Qu’en serait-il si le prix plancher était européen ?
Les pouvoirs publics français ont présenté le prix plancher français comme une première étape vers « un corridor de prix sur le marché européen du carbone » (un dispositif qu’ont notamment contesté l’Allemagne et la Finlande lors du dernier Conseil environnement du 20 juin 2016(5)). Dans le cas d’un hypothétique prix plancher introduit au niveau de l’ensemble du secteur électrique européen, la Chaire Économie du Climat précise que les unités de production françaises verraient leur compétitivité-prix s’accroître. Le taux d’utilisation des centrales à gaz françaises pourrait notamment augmenter de 14%.
Avec un prix plancher de 30 €/tonne de CO2, le prix moyen de l’électricité sur le marché de gros européen pourrait atteindre(6) 44,8 €/MWh, soit près de 35% de plus que le prix moyen envisagé dans un scénario de référence(7) (alors que la hausse de ce prix de gros serait limitée à 2,6 à 3,4 €/MWh dans le cas du seul prix plancher français).

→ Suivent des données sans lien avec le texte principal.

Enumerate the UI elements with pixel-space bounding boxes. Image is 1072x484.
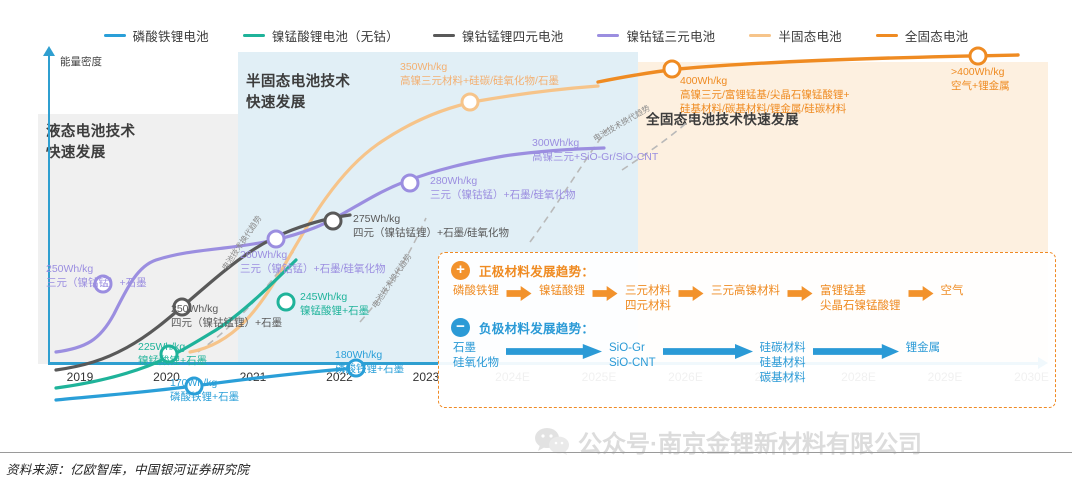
arrow-right-long-icon [506,344,602,359]
legend-label-semi-solid-state: 半固态电池 [778,26,842,45]
legend-item-nmca-quaternary: 镍钴锰锂四元电池 [433,26,564,45]
legend-label-all-solid-state: 全固态电池 [905,26,969,45]
cathode-node-5-line1: 空气 [941,284,964,299]
node-ncm-260 [267,230,286,249]
legend-label-lfp: 磷酸铁锂电池 [133,26,209,45]
arrow-right-long-icon [813,344,899,359]
data-label-350: 350Wh/kg 高镍三元材料+硅碳/硅氧化物/石墨 [400,60,559,88]
cathode-node-4: 富锂锰基尖晶石镍锰酸锂 [820,284,901,314]
legend-swatch-ncm-ternary [597,34,619,37]
node-solid-400p [969,47,988,66]
data-label-225-value: 225Wh/kg [138,340,207,354]
data-label-250-quat-desc: 四元（镍钴锰锂）+石墨 [171,316,282,330]
node-quat-275 [324,212,343,231]
legend-label-lnmo-cobalt-free: 镍锰酸锂电池（无钴） [272,26,399,45]
data-label-250-quat-value: 250Wh/kg [171,302,282,316]
anode-node-3: 锂金属 [906,341,941,356]
anode-node-2-line2: 硅基材料 [760,356,806,371]
data-label-260-desc: 三元（镍钴锰）+石墨/硅氧化物 [240,262,386,276]
cathode-node-1-line1: 镍锰酸锂 [539,284,585,299]
cathode-title: 正极材料发展趋势： [479,261,594,280]
data-label-180-desc: 磷酸铁锂+石墨 [335,362,404,376]
data-label-400plus-value: >400Wh/kg [951,65,1010,79]
anode-node-2-line3: 碳基材料 [760,371,806,386]
arrow-right-icon [678,286,704,301]
data-label-180-value: 180Wh/kg [335,348,404,362]
legend-swatch-semi-solid-state [749,34,771,37]
node-ncm-280 [401,174,420,193]
data-label-300-desc: 高镍三元+SiO-Gr/SiO-CNT [532,150,658,164]
node-solid-400 [663,60,682,79]
anode-node-0: 石墨硅氧化物 [453,341,499,371]
cathode-node-3: 三元高镍材料 [711,284,780,299]
data-label-280: 280Wh/kg 三元（镍钴锰）+石墨/硅氧化物 [430,174,576,202]
data-label-275: 275Wh/kg 四元（镍钴锰锂）+石墨/硅氧化物 [353,212,509,240]
data-label-400plus: >400Wh/kg 空气+锂金属 [951,65,1010,93]
data-label-275-desc: 四元（镍钴锰锂）+石墨/硅氧化物 [353,226,509,240]
data-label-250-ncm-desc: 三元（镍钴锰）+石墨 [46,276,147,290]
cathode-node-4-line2: 尖晶石镍锰酸锂 [820,299,901,314]
anode-node-1-line2: SiO-CNT [609,356,656,371]
cathode-node-0: 磷酸铁锂 [453,284,499,299]
data-label-245-desc: 镍锰酸锂+石墨 [300,304,369,318]
data-label-250-ncm: 250Wh/kg 三元（镍钴锰）+石墨 [46,262,147,290]
anode-node-2-line1: 硅碳材料 [760,341,806,356]
cathode-header: + 正极材料发展趋势： [451,261,1043,280]
data-label-245: 245Wh/kg 镍锰酸锂+石墨 [300,290,369,318]
cathode-node-5: 空气 [941,284,964,299]
arrow-right-icon [908,286,934,301]
legend-swatch-all-solid-state [876,34,898,37]
cathode-node-4-line1: 富锂锰基 [820,284,901,299]
data-label-170: 170Wh/kg 磷酸铁锂+石墨 [170,376,239,404]
cathode-node-2-line1: 三元材料 [625,284,671,299]
cathode-arrow-5 [908,286,934,306]
legend-item-semi-solid-state: 半固态电池 [749,26,842,45]
data-label-245-value: 245Wh/kg [300,290,369,304]
cathode-node-2: 三元材料四元材料 [625,284,671,314]
data-label-275-value: 275Wh/kg [353,212,509,226]
data-label-400-desc1: 高镍三元/富锂锰基/尖晶石镍锰酸锂+ [680,88,849,102]
cathode-node-2-line2: 四元材料 [625,299,671,314]
legend-swatch-nmca-quaternary [433,34,455,37]
material-trend-box: + 正极材料发展趋势： 磷酸铁锂镍锰酸锂三元材料四元材料三元高镍材料富锂锰基尖晶… [438,252,1056,408]
minus-icon: − [451,318,470,337]
chart-legend: 磷酸铁锂电池镍锰酸锂电池（无钴）镍钴锰锂四元电池镍钴锰三元电池半固态电池全固态电… [0,22,1072,48]
plus-icon: + [451,261,470,280]
data-label-260-value: 260Wh/kg [240,248,386,262]
data-label-400: 400Wh/kg 高镍三元/富锂锰基/尖晶石镍锰酸锂+ 硅基材料/碳基材料/锂金… [680,74,849,117]
anode-node-1: SiO-GrSiO-CNT [609,341,656,371]
anode-node-1-line1: SiO-Gr [609,341,656,356]
legend-label-nmca-quaternary: 镍钴锰锂四元电池 [462,26,564,45]
arrow-right-icon [592,286,618,301]
data-label-350-value: 350Wh/kg [400,60,559,74]
cathode-arrow-3 [678,286,704,306]
data-label-225-desc: 镍锰酸锂+石墨 [138,354,207,368]
data-label-350-desc: 高镍三元材料+硅碳/硅氧化物/石墨 [400,74,559,88]
legend-item-all-solid-state: 全固态电池 [876,26,969,45]
anode-node-3-line1: 锂金属 [906,341,941,356]
anode-arrow-1 [506,344,602,364]
anode-node-2: 硅碳材料硅基材料碳基材料 [760,341,806,386]
data-label-280-desc: 三元（镍钴锰）+石墨/硅氧化物 [430,188,576,202]
cathode-arrow-2 [592,286,618,306]
arrow-right-icon [787,286,813,301]
data-label-225: 225Wh/kg 镍锰酸锂+石墨 [138,340,207,368]
anode-node-0-line1: 石墨 [453,341,499,356]
cathode-arrow-4 [787,286,813,306]
data-label-400-value: 400Wh/kg [680,74,849,88]
data-label-170-value: 170Wh/kg [170,376,239,390]
data-label-400-desc2: 硅基材料/碳基材料/锂金属/硅碳材料 [680,102,849,116]
footer-divider [0,452,1072,453]
legend-swatch-lnmo-cobalt-free [243,34,265,37]
cathode-node-0-line1: 磷酸铁锂 [453,284,499,299]
anode-arrow-2 [663,344,753,364]
legend-item-ncm-ternary: 镍钴锰三元电池 [597,26,715,45]
cathode-node-1: 镍锰酸锂 [539,284,585,299]
arrow-right-long-icon [663,344,753,359]
data-label-280-value: 280Wh/kg [430,174,576,188]
cathode-node-3-line1: 三元高镍材料 [711,284,780,299]
cathode-arrow-1 [506,286,532,306]
node-semi-350 [461,93,480,112]
anode-title: 负极材料发展趋势： [479,318,594,337]
watermark-text: 公众号·南京金锂新材料有限公司 [578,424,922,459]
source-text: 资料来源：亿欧智库，中国银河证券研究院 [6,459,249,478]
data-label-170-desc: 磷酸铁锂+石墨 [170,390,239,404]
data-label-250-ncm-value: 250Wh/kg [46,262,147,276]
data-label-400plus-desc: 空气+锂金属 [951,79,1010,93]
anode-node-0-line2: 硅氧化物 [453,356,499,371]
data-label-180: 180Wh/kg 磷酸铁锂+石墨 [335,348,404,376]
cathode-chain: 磷酸铁锂镍锰酸锂三元材料四元材料三元高镍材料富锂锰基尖晶石镍锰酸锂空气 [453,284,1043,314]
legend-item-lnmo-cobalt-free: 镍锰酸锂电池（无钴） [243,26,399,45]
anode-header: − 负极材料发展趋势： [451,318,1043,337]
data-label-260: 260Wh/kg 三元（镍钴锰）+石墨/硅氧化物 [240,248,386,276]
data-label-250-quat: 250Wh/kg 四元（镍钴锰锂）+石墨 [171,302,282,330]
legend-item-lfp: 磷酸铁锂电池 [104,26,209,45]
arrow-right-icon [506,286,532,301]
anode-arrow-3 [813,344,899,364]
legend-label-ncm-ternary: 镍钴锰三元电池 [626,26,715,45]
legend-swatch-lfp [104,34,126,37]
anode-chain: 石墨硅氧化物SiO-GrSiO-CNT硅碳材料硅基材料碳基材料锂金属 [453,341,1043,386]
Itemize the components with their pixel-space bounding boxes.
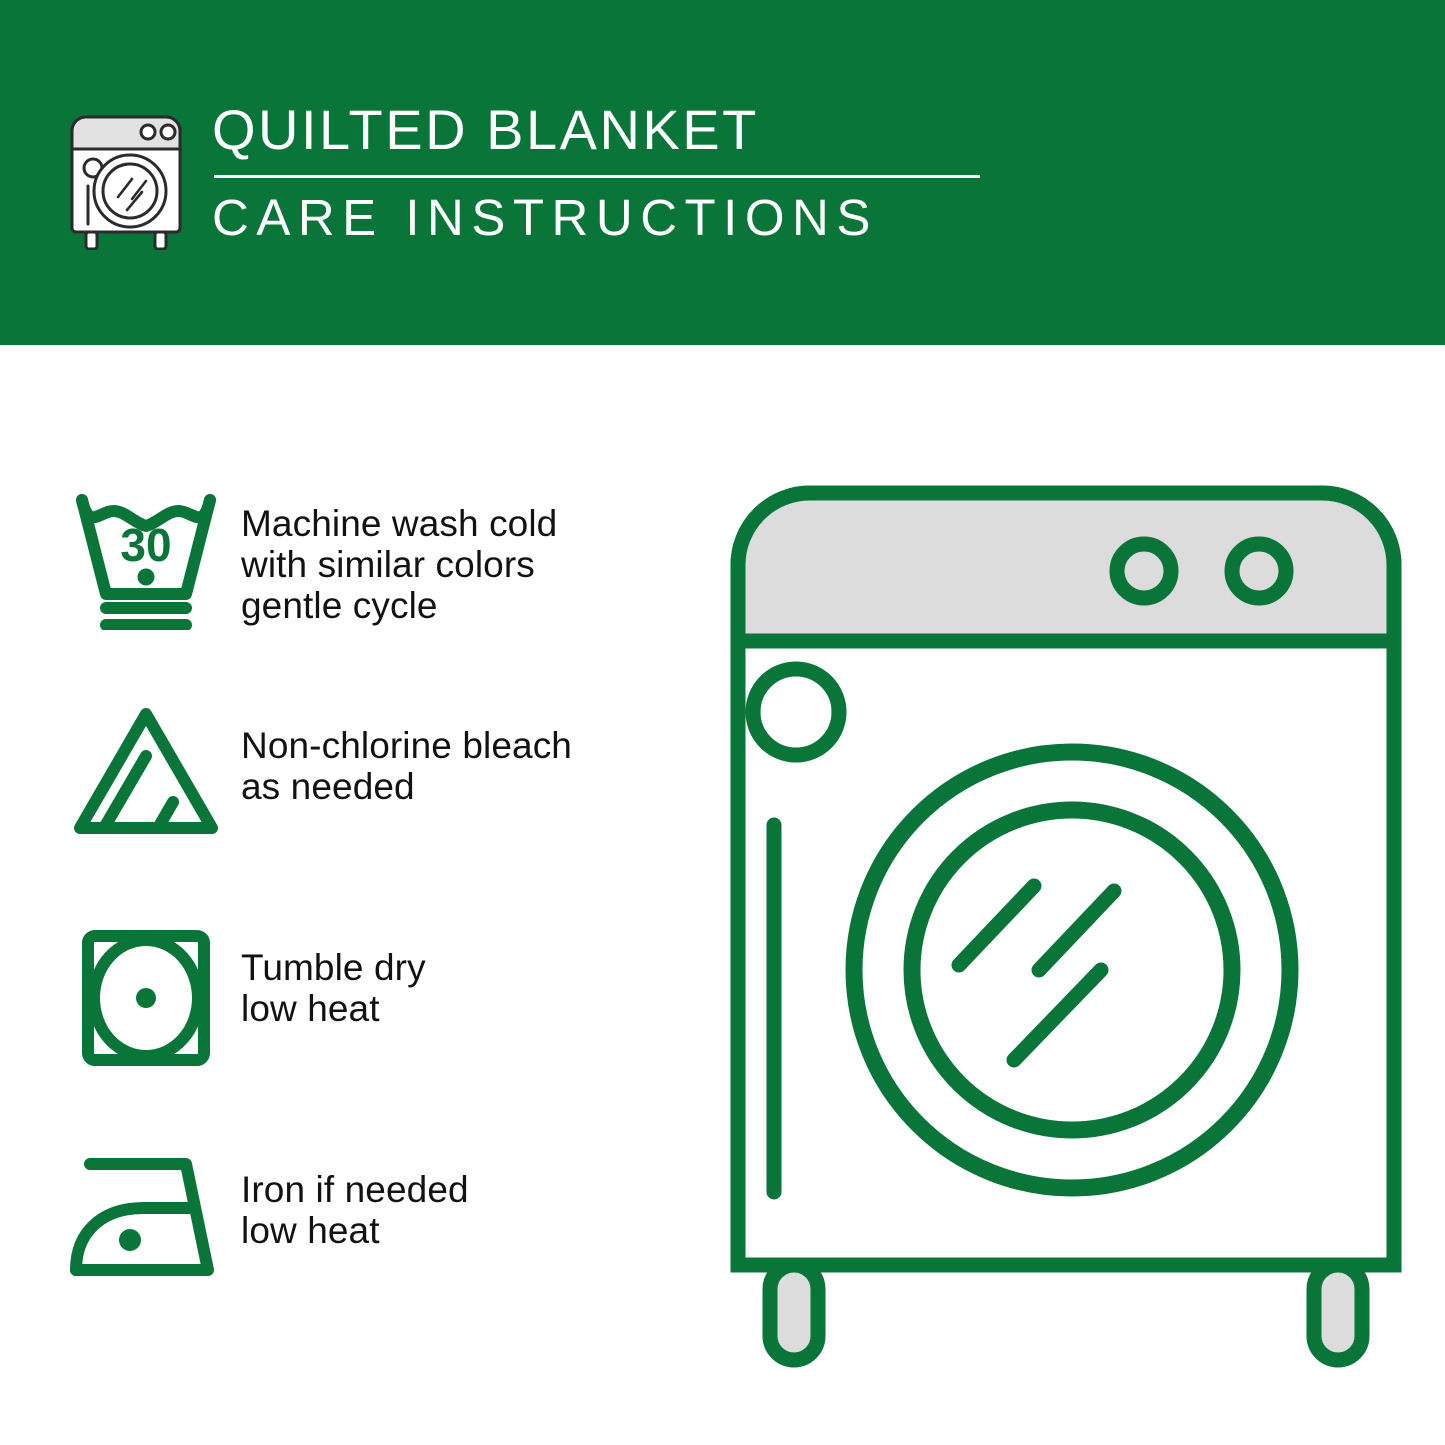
control-panel xyxy=(738,493,1394,641)
wash-tub-30-icon: 30 xyxy=(66,478,241,630)
care-text-line: low heat xyxy=(241,1210,686,1251)
care-item-tumble-dry: Tumble dry low heat xyxy=(66,922,686,1144)
header-text-block: QUILTED BLANKET CARE INSTRUCTIONS xyxy=(212,95,986,246)
knob-left xyxy=(1117,544,1171,598)
care-instruction-list: 30 Machine wash cold with similar colors… xyxy=(66,478,686,1366)
care-item-bleach: Non-chlorine bleach as needed xyxy=(66,700,686,922)
care-text-line: as needed xyxy=(241,766,686,807)
front-load-washing-machine-illustration xyxy=(716,470,1416,1370)
bleach-triangle-icon xyxy=(66,700,241,852)
care-text-line: Tumble dry xyxy=(241,947,686,988)
care-instructions-page: QUILTED BLANKET CARE INSTRUCTIONS xyxy=(0,0,1445,1445)
care-text-line: Non-chlorine bleach xyxy=(241,725,686,766)
page-subtitle: CARE INSTRUCTIONS xyxy=(212,190,986,246)
care-text-line: low heat xyxy=(241,988,686,1029)
leg-right xyxy=(1314,1265,1362,1360)
care-item-bleach-text: Non-chlorine bleach as needed xyxy=(241,700,686,807)
iron-icon xyxy=(66,1144,241,1296)
care-item-tumble-dry-text: Tumble dry low heat xyxy=(241,922,686,1029)
leg-left xyxy=(770,1265,818,1360)
care-text-line: gentle cycle xyxy=(241,585,686,626)
washing-machine-icon xyxy=(66,98,186,250)
care-item-machine-wash-text: Machine wash cold with similar colors ge… xyxy=(241,478,686,626)
knob-right xyxy=(1232,544,1286,598)
care-text-line: Iron if needed xyxy=(241,1169,686,1210)
page-title: QUILTED BLANKET xyxy=(212,99,986,161)
care-item-machine-wash: 30 Machine wash cold with similar colors… xyxy=(66,478,686,700)
tumble-dry-icon xyxy=(66,922,241,1074)
care-text-line: Machine wash cold xyxy=(241,503,686,544)
care-item-iron: Iron if needed low heat xyxy=(66,1144,686,1366)
header-content: QUILTED BLANKET CARE INSTRUCTIONS xyxy=(66,95,986,265)
care-text-line: with similar colors xyxy=(241,544,686,585)
header-band: QUILTED BLANKET CARE INSTRUCTIONS xyxy=(0,0,1445,345)
dispenser-circle xyxy=(753,669,839,755)
wash-temperature-label: 30 xyxy=(120,519,171,571)
care-item-iron-text: Iron if needed low heat xyxy=(241,1144,686,1251)
title-divider xyxy=(214,175,980,178)
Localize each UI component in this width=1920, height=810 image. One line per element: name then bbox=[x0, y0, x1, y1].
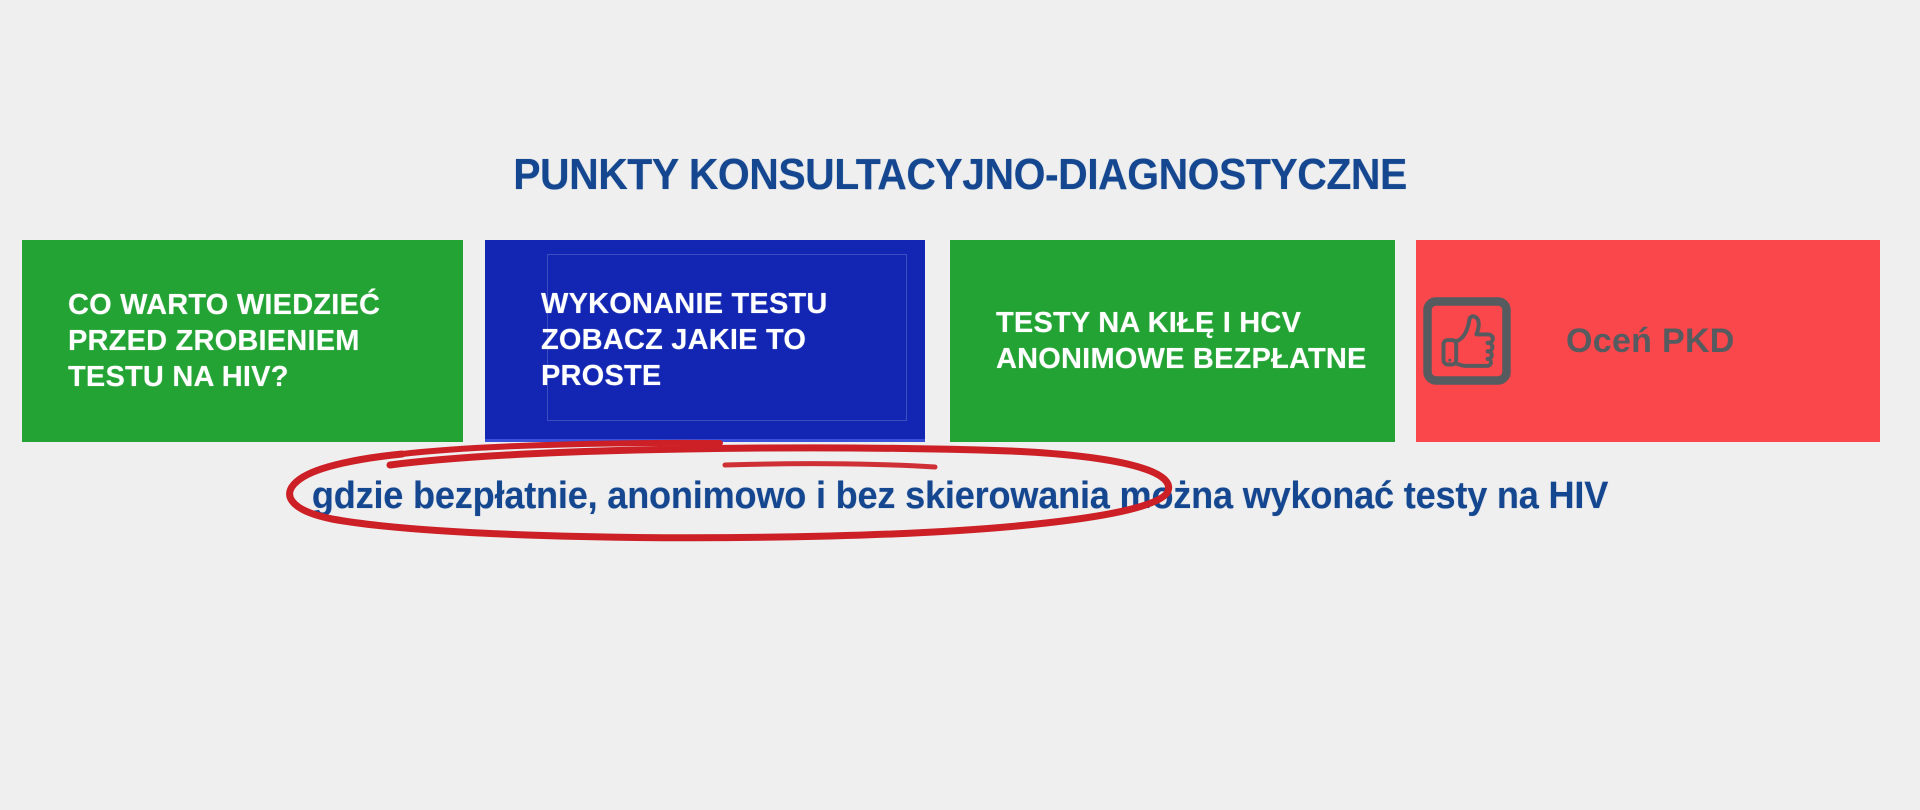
tile-how-to-test-label: WYKONANIE TESTU ZOBACZ JAKIE TO PROSTE bbox=[541, 286, 911, 394]
tile-rate-pkd[interactable]: Oceń PKD bbox=[1416, 240, 1880, 442]
page-caption: gdzie bezpłatnie, anonimowo i bez skiero… bbox=[48, 475, 1872, 518]
tile-row: CO WARTO WIEDZIEĆ PRZED ZROBIENIEM TESTU… bbox=[0, 240, 1920, 442]
rate-pkd-row: Oceń PKD bbox=[1416, 240, 1880, 442]
tile-how-to-test[interactable]: WYKONANIE TESTU ZOBACZ JAKIE TO PROSTE bbox=[485, 240, 925, 442]
page-canvas: PUNKTY KONSULTACYJNO-DIAGNOSTYCZNE CO WA… bbox=[0, 0, 1920, 810]
page-title: PUNKTY KONSULTACYJNO-DIAGNOSTYCZNE bbox=[67, 149, 1853, 201]
tile-syphilis-hcv-label: TESTY NA KIŁĘ I HCV ANONIMOWE BEZPŁATNE bbox=[996, 305, 1381, 377]
thumbs-up-icon bbox=[1420, 294, 1514, 388]
tile-rate-pkd-label: Oceń PKD bbox=[1566, 322, 1735, 361]
tile-syphilis-hcv[interactable]: TESTY NA KIŁĘ I HCV ANONIMOWE BEZPŁATNE bbox=[950, 240, 1395, 442]
tile-hiv-info-label: CO WARTO WIEDZIEĆ PRZED ZROBIENIEM TESTU… bbox=[68, 287, 449, 395]
tile-hiv-info[interactable]: CO WARTO WIEDZIEĆ PRZED ZROBIENIEM TESTU… bbox=[22, 240, 463, 442]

Au total, le secteur électrique européen pourrait réduire ses émissions de 124 Mt CO2 par an entre 2017 et 2020. Les quotas libérés ne seraient toutefois que « marginalement absorbés » par la réserve de stabilité(8) (qui permet de réduire le nombre de quotas « en circulation » en cas d’excédent sur le marché). En définitive, le prix de la tonne de CO2 sur le marché d’échange de quotas européen chuterait à zéro et la réduction nette des émissions à l’échelle européenne serait réduite à 50 Mt CO2 par an entre 2017 et 2020.
Se pose alors la question d’inclure les émissions de l’industrie, plus directement exposée à la concurrence internationale, dans le dispositif dudit prix plancher. Ce dernier se substituerait alors totalement au marché européen de quotas actuel.
Rappelons que la France s’est déjà dotée en 2014 d’une « composante carbone » qui s’applique à l’utilisation des énergies fossiles dans les secteurs non couverts par le système européen des quotas de CO2. Atteignant 22 €/t CO2 en 2016, cette taxe fait l’objet d’une révision à la hausse chaque année, qui a jusqu’ici été indolore pour les consommateurs français dans le contexte de baisse des prix des carburants et du gaz naturel.